Last weekend, I fished behind my house and saw another fun fish to catch cruising past my dock: A jack crevalle. Jacks are very strong and put up a huge fight when you get one on your line. They like to chase fast-moving baitfish, but will eat just about anything that you put in front of them.
The guys at Fishin’ Frank’s suggested using a mid- to top-water swimming bait and reeling it in fast with random jerks so it would attract more attention and encourage a strike. But, again, they will hit wide varieties of baits — just get it in front of them. When they strike, get ready for a good fight.

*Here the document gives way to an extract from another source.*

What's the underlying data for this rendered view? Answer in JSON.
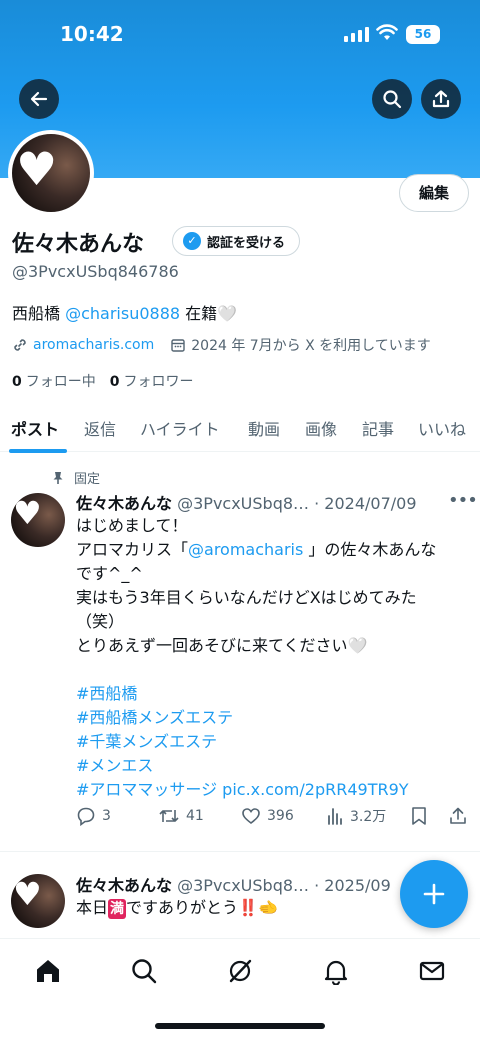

Now, the big question: Can you eat them? I did a bit of research on cooking them and I found some mixed reviews.
What I discovered is the bad reviewers did not take the time to prep the fish before cooking it. These are strong-tasting fish and will never be mistaken for grouper or snapper. By prepping it, I mean that when you catch it, you need to remove the blood as soon as possible because the blood will permeate the meat and give it a strong, oily flavor.
Bleed the fish by cutting its throat as soon as you catch it. This will remove the blood and also kill the fish quickly, which is much more humane than allowing it to flop around until it dies.
Next, you need to fillet the fish and wash the fillets in cool salt water. Put them in plastic bags and put them on ice until it is time to cook them. This procedure ensures the fillets will have a more attractive appearance and have a light pink hue to them.
I think if you do this process you will find that jacks are tasty in a different way from most other fish. The fillets are meaty and might remind you of steak. So, cook them as you would a steak and enjoy. I think of them as my new beef of the sea.
Chef Tim Spain is a Florida native and has years of experience cooking professionally, both in restaurants and in private settings. He offers private catering and personal culinary classes. For more info, visit ChefTimSpain.com or call 406-580-1994.
4 8-oz jack crevalle fillets
4 oz beef stock reduction
Cut the fillet into chunks at least 1.5 inches thick (keep in mind that you’re cooking them like steaks). Brine the fillets with ice and clean salt water. Heat the grill. Season the fish with the Everglades and then spray each side with pan spray. Now spray your pan and place it on the grill. Grill fillets in the pan like you would a steak. Keep in mind that fish cooks faster than beef. If you think it’s done, it’s probably overcooked. Serve dressed with the beef stock reduction. Serves 4.